The perimeters of the medial pedicle and the nipple-areola complex are marked, and the medial pedicle is deepithelialized. A 2 x 5-cm skin area at the inferior border of the pedicle is further deepithelialized, then pexied to the pectoralis fascia in a superomedial direction using a nonabsorbable monofilamanet suture with a horizontal mattress suturing technique.
Taking the suture bites from the dermis rather than the breast parenchyma for the pexy aims to spare the pedicle's circulation. This durable internal rearrangement of the breast parenchyma with dermafascial pexy further decreases the tension at the nipple-areola complex because the final breast shape no longer relies on the skin closure. Suture spitting at the nipple-areola complex also is prevented with elimination of the purse-string suture because there is no need for a further decrease in the tension with the purse-string suture after the dermafascial pexy.
The authors believe that the dermafascial pexy is a concept more than a technique. It incorporates the two strongest structures, the dermis and the fascia, to achieve more durable results not only with reduction mammaplasty, but also with any aesthetic breast surgery that uses the pedicles.
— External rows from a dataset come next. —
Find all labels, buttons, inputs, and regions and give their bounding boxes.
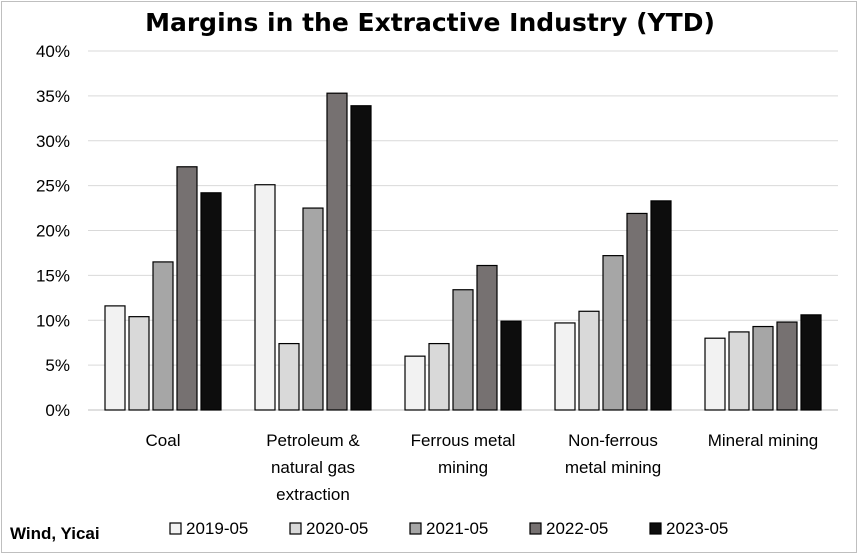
chart-title: Margins in the Extractive Industry (YTD) [145,8,715,37]
y-tick-label: 20% [36,222,70,241]
bar-2022-05 [776,321,798,411]
x-category-label: Mineral mining [708,431,819,450]
bar-2022-05 [326,92,348,411]
bar-2020-05 [428,342,450,411]
bar-2023-05 [650,200,672,411]
x-category-label: Ferrous metal mining [411,431,516,477]
legend-swatch-2021-05 [409,522,422,535]
bar-2019-05 [704,337,726,411]
bar-2019-05 [104,305,126,411]
legend-label: 2023-05 [666,519,728,538]
y-tick-label: 40% [36,42,70,61]
y-tick-label: 25% [36,177,70,196]
bar-2019-05 [404,355,426,411]
y-tick-label: 15% [36,266,70,285]
bar-2023-05 [500,320,522,411]
bar-2023-05 [350,105,372,411]
bar-2021-05 [602,255,624,411]
bar-2022-05 [176,166,198,411]
bar-2021-05 [152,261,174,411]
y-tick-label: 10% [36,311,70,330]
bar-2020-05 [728,331,750,411]
bar-2021-05 [752,325,774,411]
bar-2023-05 [200,192,222,411]
legend-label: 2021-05 [426,519,488,538]
x-category-label: Non-ferrous metal mining [565,431,661,477]
legend-label: 2019-05 [186,519,248,538]
source-label: Wind, Yicai [10,524,100,543]
x-category-label: Coal [146,431,181,450]
bar-2019-05 [254,184,276,411]
bar-2022-05 [476,264,498,411]
legend-swatch-2020-05 [289,522,302,535]
bar-2020-05 [278,342,300,411]
y-tick-label: 30% [36,132,70,151]
legend-swatch-2019-05 [169,522,182,535]
y-tick-label: 35% [36,87,70,106]
bar-2022-05 [626,212,648,411]
bar-2023-05 [800,314,822,411]
bar-2020-05 [578,310,600,411]
legend-swatch-2022-05 [529,522,542,535]
y-tick-label: 0% [45,401,70,420]
bar-2019-05 [554,322,576,411]
bar-2021-05 [452,289,474,411]
bar-2021-05 [302,207,324,411]
legend-label: 2022-05 [546,519,608,538]
legend-swatch-2023-05 [649,522,662,535]
bar-2020-05 [128,316,150,411]
x-category-label: Petroleum & natural gas extraction [266,431,360,504]
legend-label: 2020-05 [306,519,368,538]
y-tick-label: 5% [45,356,70,375]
与传统技术相比,短瘢痕缩乳术有多个优点,主要是瘢痕减少以及长期乳房形态更佳。为了降低学习曲线并改善效果,短瘢痕缩乳术技术已进行了多种改良。作者介绍了短瘢痕技术的另一种改良方法,以在不依赖皮肤包膜的情况下实现更持久的乳房隆起。
标记内侧蒂和乳头乳晕复合体的边界,对内侧蒂进行去上皮处理。在蒂下缘2×5厘米的皮肤区域进一步去上皮,然后使用不可吸收单丝缝线采用水平褥式缝合技术向超级内侧方向将其固定于胸肌筋膜。
固定时从真皮而非乳腺实质进针旨在保留蒂的血运。这种通过真皮筋膜固定对乳腺实质进行的持久内部重新排列进一步降低了乳头乳晕复合体处的张力,因为最终的乳房形态不再依赖于皮肤缝合。由于在真皮筋膜固定后无需用荷包缝合进一步降低张力,因此消除荷包缝合也可防止乳头乳晕复合体处缝线外露。
作者认为真皮筋膜固定不仅仅是一种技术,更是一种理念。它结合了两种最强的结构,即真皮和筋膜,不仅在缩乳术中,而且在任何使用蒂的美容性乳房手术中都能取得更持久的效果。